Showing posts with label friends. Show all posts
Showing posts with label friends. Show all posts

Monday, August 6, 2007

When your support structure crumbles

In the last 6 months I have made good friends that I can rely on. Friends that are there for me. Friends that I would do almost anything for.

This friend/supporting structure has received a really bad blow this weekend. I have drawn the boundaries and given an ultimatum, either you apologise for the weekend or I cannot have you around.

I know it sounds harsh, but I believe that if you did something wrong, you apologise. If you can't, then you obviously don't care enough about the friendship.

Monday, July 30, 2007

Is it possible to be friends with someone you dated?

I was forced to ask myself this question by an ex. The answer from my side is a definite yes... but I have to question why he doesn't want to spend time with me alone.

I have my theories, but... let's hear what you think.

The two steps back syndrome

I'm at a stage right now that whenever someone gets too close I feel like I'm suffocating. I have these horrible flashbacks of the relationship that I was in and I choke. I literally see myself being wrapped up and placed right back in the display case and I just can't do it. I can't.

I know, some day I'm going to have to get over my fear of dating the wrong guy again... but in the meanwhile I just need to breathe.

Friday, July 27, 2007

When you listen to tales of friends...

So yesterday I had a really deep conversation with a friend.

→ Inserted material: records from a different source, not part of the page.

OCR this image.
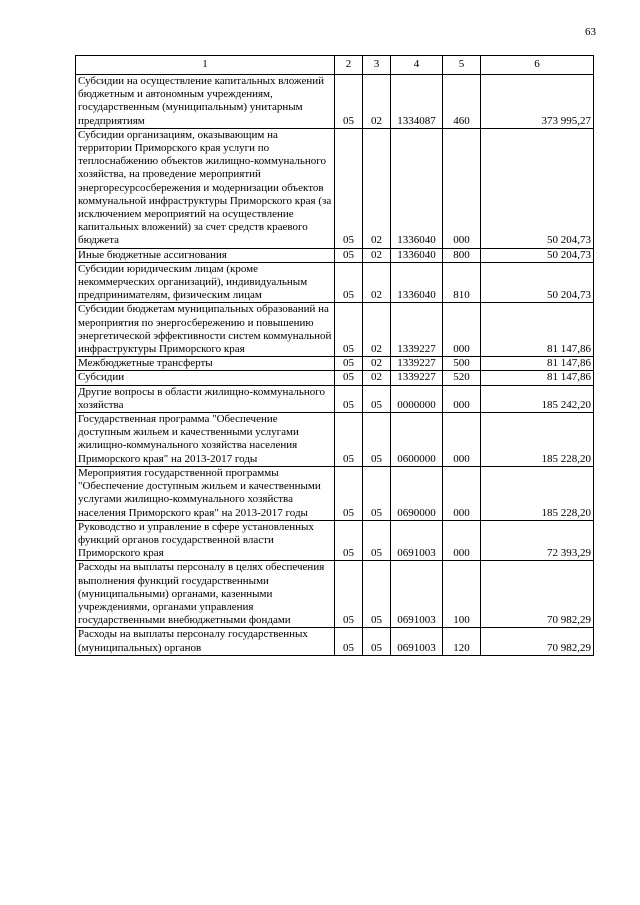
63
1	2	3	4	5	6
Субсидии на осуществление капитальных вложений бюджетным и автономным учреждениям, государственным (муниципальным) унитарным предприятиям	05	02	1334087	460	373 995,27
Субсидии организациям, оказывающим на территории Приморского края услуги по теплоснабжению объектов жилищно-коммунального хозяйства, на проведение мероприятий энергоресурсосбережения и модернизации объектов коммунальной инфраструктуры Приморского края (за исключением мероприятий на осуществление капитальных вложений) за счет средств краевого бюджета	05	02	1336040	000	50 204,73
Иные бюджетные ассигнования	05	02	1336040	800	50 204,73
Субсидии юридическим лицам (кроме некоммерческих организаций), индивидуальным предпринимателям, физическим лицам	05	02	1336040	810	50 204,73
Субсидии бюджетам муниципальных образований на мероприятия по энергосбережению и повышению энергетической эффективности систем коммунальной инфраструктуры Приморского края	05	02	1339227	000	81 147,86
Межбюджетные трансферты	05	02	1339227	500	81 147,86
Субсидии	05	02	1339227	520	81 147,86
Другие вопросы в области жилищно-коммунального хозяйства	05	05	0000000	000	185 242,20
Государственная программа "Обеспечение доступным жильем и качественными услугами жилищно-коммунального хозяйства населения Приморского края" на 2013-2017 годы	05	05	0600000	000	185 228,20
Мероприятия государственной программы "Обеспечение доступным жильем и качественными услугами жилищно-коммунального хозяйства населения Приморского края" на 2013-2017 годы	05	05	0690000	000	185 228,20
Руководство и управление в сфере установленных функций органов государственной власти Приморского края	05	05	0691003	000	72 393,29
Расходы на выплаты персоналу в целях обеспечения выполнения функций государственными (муниципальными) органами, казенными учреждениями, органами управления государственными внебюджетными фондами	05	05	0691003	100	70 982,29
Расходы на выплаты персоналу государственных (муниципальных) органов	05	05	0691003	120	70 982,29
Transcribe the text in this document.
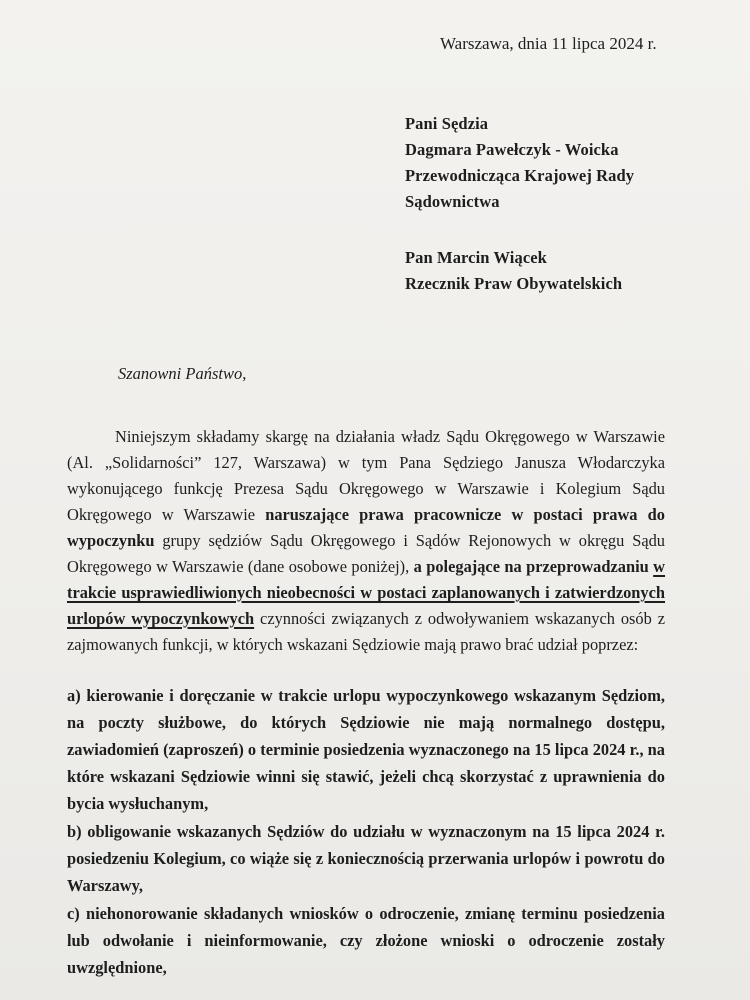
Warszawa, dnia 11 lipca 2024 r.
Pani Sędzia
Dagmara Pawełczyk - Woicka
Przewodnicząca Krajowej Rady
Sądownictwa
Pan Marcin Wiącek
Rzecznik Praw Obywatelskich
Szanowni Państwo,
Niniejszym składamy skargę na działania władz Sądu Okręgowego w Warszawie (Al. „Solidarności” 127, Warszawa) w tym Pana Sędziego Janusza Włodarczyka wykonującego funkcję Prezesa Sądu Okręgowego w Warszawie i Kolegium Sądu Okręgowego w Warszawie naruszające prawa pracownicze w postaci prawa do wypoczynku grupy sędziów Sądu Okręgowego i Sądów Rejonowych w okręgu Sądu Okręgowego w Warszawie (dane osobowe poniżej), a polegające na przeprowadzaniu w trakcie usprawiedliwionych nieobecności w postaci zaplanowanych i zatwierdzonych urlopów wypoczynkowych czynności związanych z odwoływaniem wskazanych osób z zajmowanych funkcji, w których wskazani Sędziowie mają prawo brać udział poprzez:
a) kierowanie i doręczanie w trakcie urlopu wypoczynkowego wskazanym Sędziom, na poczty służbowe, do których Sędziowie nie mają normalnego dostępu, zawiadomień (zaproszeń) o terminie posiedzenia wyznaczonego na 15 lipca 2024 r., na które wskazani Sędziowie winni się stawić, jeżeli chcą skorzystać z uprawnienia do bycia wysłuchanym,
b) obligowanie wskazanych Sędziów do udziału w wyznaczonym na 15 lipca 2024 r. posiedzeniu Kolegium, co wiąże się z koniecznością przerwania urlopów i powrotu do Warszawy,
c) niehonorowanie składanych wniosków o odroczenie, zmianę terminu posiedzenia lub odwołanie i nieinformowanie, czy złożone wnioski o odroczenie zostały uwzględnione,
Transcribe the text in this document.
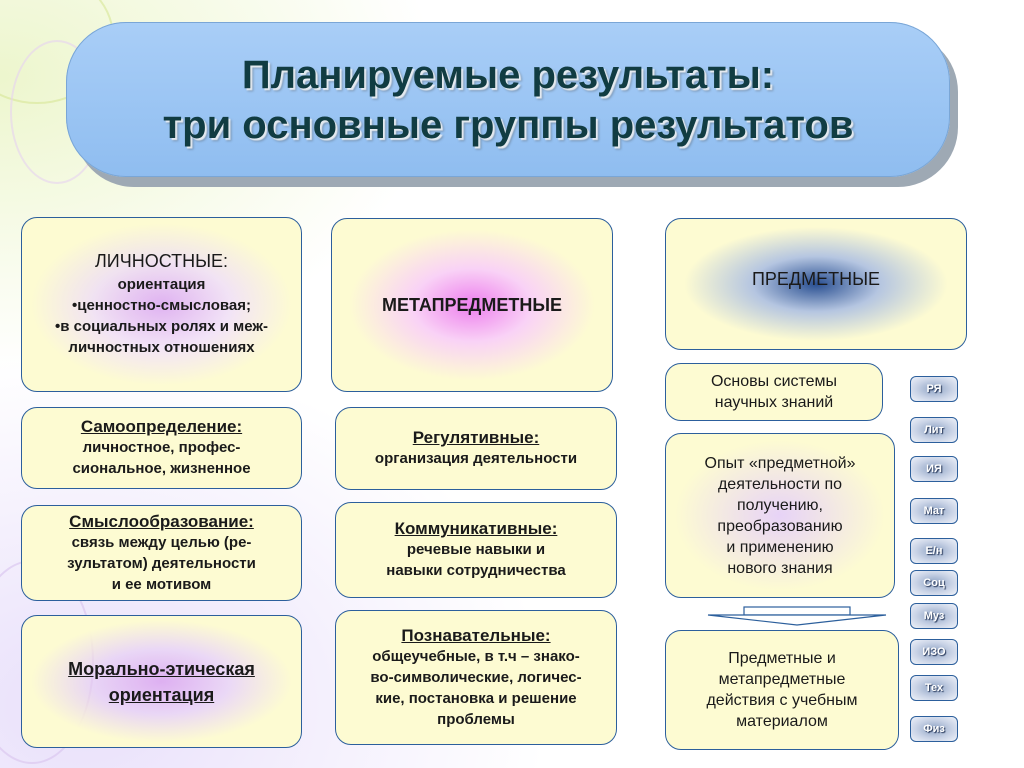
Планируемые результаты:
три основные группы результатов
ЛИЧНОСТНЫЕ:
ориентация
•ценностно-смысловая;
•в социальных ролях и меж-
личностных отношениях
Самоопределение:
личностное, профес-
сиональное, жизненное
Смыслообразование:
связь между целью (ре-
зультатом) деятельности
и ее мотивом
Морально-этическая
ориентация
МЕТАПРЕДМЕТНЫЕ
Регулятивные:
организация деятельности
Коммуникативные:
речевые навыки и
навыки сотрудничества
Познавательные:
общеучебные, в т.ч – знако-
во-символические, логичес-
кие, постановка и решение
проблемы
ПРЕДМЕТНЫЕ
Основы системы
научных знаний
Опыт «предметной»
деятельности по
получению,
преобразованию
и применению
нового знания
Предметные и
метапредметные
действия с учебным
материалом
РЯ
Лит
ИЯ
Мат
Е/н
Соц
Муз
ИЗО
Тех
Физ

He is 28, successful, single - and an absolute dish according to me - and he is broody.

Men get broody?
Yes, apparently it happens that men sometimes feel that they have it all... except a mini-me. They actually really get depressed about not having offspring...

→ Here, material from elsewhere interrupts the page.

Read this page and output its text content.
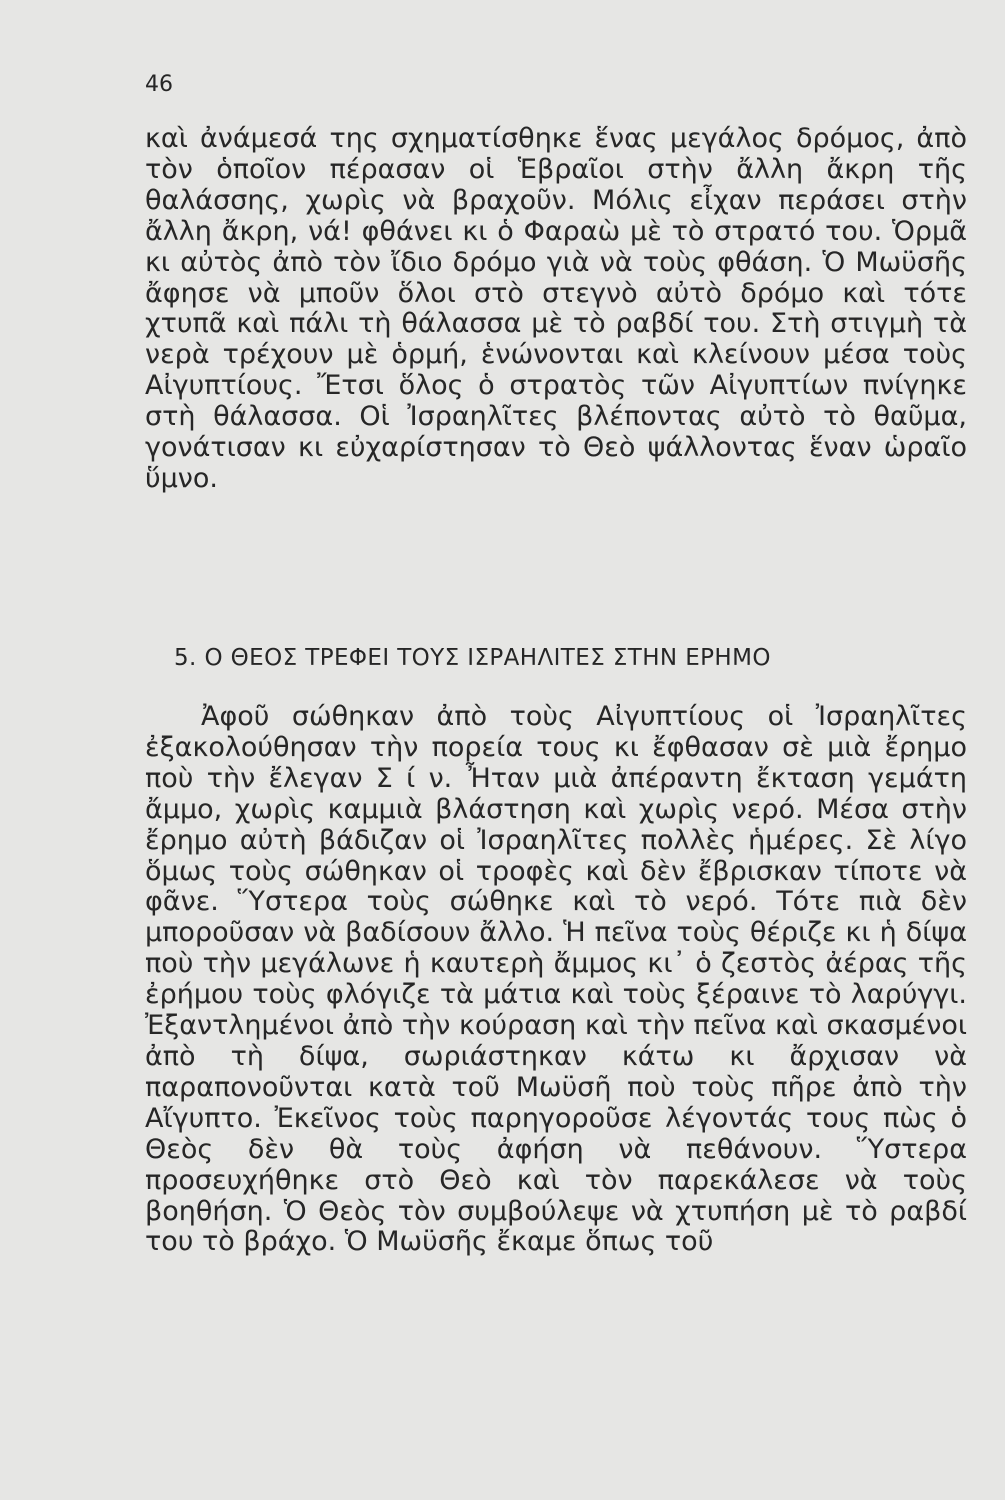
46

καὶ ἀνάμεσά της σχηματίσθηκε ἕνας μεγάλος δρόμος, ἀπὸ τὸν ὁποῖον πέρασαν οἱ Ἑβραῖοι στὴν ἄλλη ἄκρη τῆς θαλάσσης, χωρὶς νὰ βραχοῦν. Μόλις εἶχαν περάσει στὴν ἄλλη ἄκρη, νά! φθάνει κι ὁ Φαραὼ μὲ τὸ στρατό του. Ὁρμᾶ κι αὐτὸς ἀπὸ τὸν ἴδιο δρόμο γιὰ νὰ τοὺς φθάση. Ὁ Μωϋσῆς ἄφησε νὰ μποῦν ὅλοι στὸ στεγνὸ αὐτὸ δρόμο καὶ τότε χτυπᾶ καὶ πάλι τὴ θάλασσα μὲ τὸ ραβδί του. Στὴ στιγμὴ τὰ νερὰ τρέχουν μὲ ὁρμή, ἑνώνονται καὶ κλείνουν μέσα τοὺς Αἰγυπτίους. Ἔτσι ὅλος ὁ στρατὸς τῶν Αἰγυπτίων πνίγηκε στὴ θάλασσα. Οἱ Ἰσραηλῖτες βλέποντας αὐτὸ τὸ θαῦμα, γονάτισαν κι εὐχαρίστησαν τὸ Θεὸ ψάλλοντας ἕναν ὡραῖο ὕμνο.

5. Ο ΘΕΟΣ ΤΡΕΦΕΙ ΤΟΥΣ ΙΣΡΑΗΛΙΤΕΣ ΣΤΗΝ ΕΡΗΜΟ

Ἀφοῦ σώθηκαν ἀπὸ τοὺς Αἰγυπτίους οἱ Ἰσραηλῖτες ἐξακολούθησαν τὴν πορεία τους κι ἔφθασαν σὲ μιὰ ἔρημο ποὺ τὴν ἔλεγαν Σ ί ν. Ἦταν μιὰ ἀπέραντη ἔκταση γεμάτη ἄμμο, χωρὶς καμμιὰ βλάστηση καὶ χωρὶς νερό. Μέσα στὴν ἔρημο αὐτὴ βάδιζαν οἱ Ἰσραηλῖτες πολλὲς ἡμέρες. Σὲ λίγο ὅμως τοὺς σώθηκαν οἱ τροφὲς καὶ δὲν ἔβρισκαν τίποτε νὰ φᾶνε. Ὕστερα τοὺς σώθηκε καὶ τὸ νερό. Τότε πιὰ δὲν μποροῦσαν νὰ βαδίσουν ἄλλο. Ἡ πεῖνα τοὺς θέριζε κι ἡ δίψα ποὺ τὴν μεγάλωνε ἡ καυτερὴ ἄμμος κι᾽ ὁ ζεστὸς ἀέρας τῆς ἐρήμου τοὺς φλόγιζε τὰ μάτια καὶ τοὺς ξέραινε τὸ λαρύγγι. Ἐξαντλημένοι ἀπὸ τὴν κούραση καὶ τὴν πεῖνα καὶ σκασμένοι ἀπὸ τὴ δίψα, σωριάστηκαν κάτω κι ἄρχισαν νὰ παραπονοῦνται κατὰ τοῦ Μωϋσῆ ποὺ τοὺς πῆρε ἀπὸ τὴν Αἴγυπτο. Ἐκεῖνος τοὺς παρηγοροῦσε λέγοντάς τους πὼς ὁ Θεὸς δὲν θὰ τοὺς ἀφήση νὰ πεθάνουν. Ὕστερα προσευχήθηκε στὸ Θεὸ καὶ τὸν παρεκάλεσε νὰ τοὺς βοηθήση. Ὁ Θεὸς τὸν συμβούλεψε νὰ χτυπήση μὲ τὸ ραβδί του τὸ βράχο. Ὁ Μωϋσῆς ἔκαμε ὅπως τοῦ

The other half of the problem is that this guy is probably too decent for most Joburg girls. (Yes, he is straight - I know that for a fact.) Plus he won't settle for just anyone - so no, you cannot ask me for his contact details!

The only reason I mentioned this conversation is because I actually understand how my friend feels. I think most people reaching their late twenties have this empty feeling if they're single and ... well, childless.

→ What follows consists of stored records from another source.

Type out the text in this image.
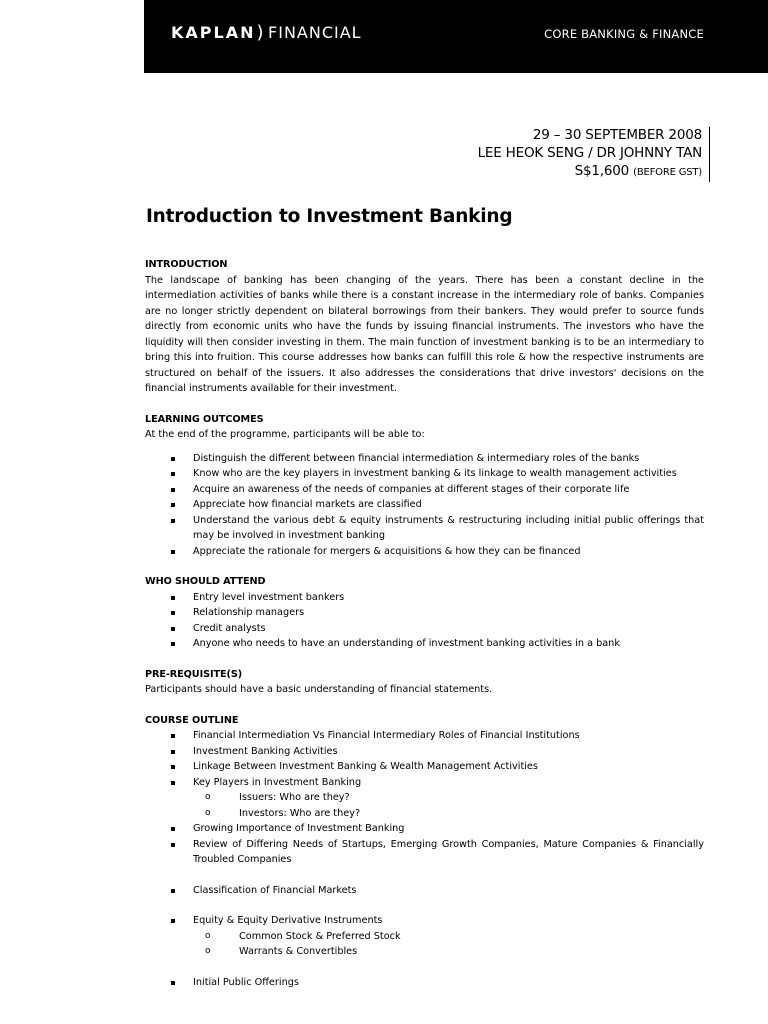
KAPLAN) FINANCIAL	CORE BANKING & FINANCE
29 – 30 SEPTEMBER 2008
LEE HEOK SENG / DR JOHNNY TAN
S$1,600 (BEFORE GST)
Introduction to Investment Banking
INTRODUCTION

The landscape of banking has been changing of the years. There has been a constant decline in the intermediation activities of banks while there is a constant increase in the intermediary role of banks. Companies are no longer strictly dependent on bilateral borrowings from their bankers. They would prefer to source funds directly from economic units who have the funds by issuing financial instruments. The investors who have the liquidity will then consider investing in them. The main function of investment banking is to be an intermediary to bring this into fruition. This course addresses how banks can fulfill this role & how the respective instruments are structured on behalf of the issuers. It also addresses the considerations that drive investors' decisions on the financial instruments available for their investment.

LEARNING OUTCOMES

At the end of the programme, participants will be able to:

Distinguish the different between financial intermediation & intermediary roles of the banks
Know who are the key players in investment banking & its linkage to wealth management activities
Acquire an awareness of the needs of companies at different stages of their corporate life
Appreciate how financial markets are classified
Understand the various debt & equity instruments & restructuring including initial public offerings that may be involved in investment banking
Appreciate the rationale for mergers & acquisitions & how they can be financed
WHO SHOULD ATTEND
Entry level investment bankers
Relationship managers
Credit analysts
Anyone who needs to have an understanding of investment banking activities in a bank
PRE-REQUISITE(S)

Participants should have a basic understanding of financial statements.

COURSE OUTLINE
Financial Intermediation Vs Financial Intermediary Roles of Financial Institutions
Investment Banking Activities
Linkage Between Investment Banking & Wealth Management Activities
Key Players in Investment Banking
o	Issuers: Who are they?
o	Investors: Who are they?
Growing Importance of Investment Banking
Review of Differing Needs of Startups, Emerging Growth Companies, Mature Companies & Financially Troubled Companies
Classification of Financial Markets
Equity & Equity Derivative Instruments
o	Common Stock & Preferred Stock
o	Warrants & Convertibles
Initial Public Offerings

Who ever said it's fun being single? Torture them!

Saturday, June 16, 2007

When your friends and you are a intimidating force to be reckoned with… and scare men away

What if that fabulous group of friends you hang with, intimidate men?

I’ve heard that it’s not all that appealing for men to have to walk up to a couple of girls to try and introduce himself to a woman that caught his eye. I tend to understand this.

So what now?
Guess you will have to sometimes leave the comfort of the group to give potentials the opportunity…

Or maybe you are, like me, of the opinion that if he doesn’t have enough balls now… then he just isn’t man enough.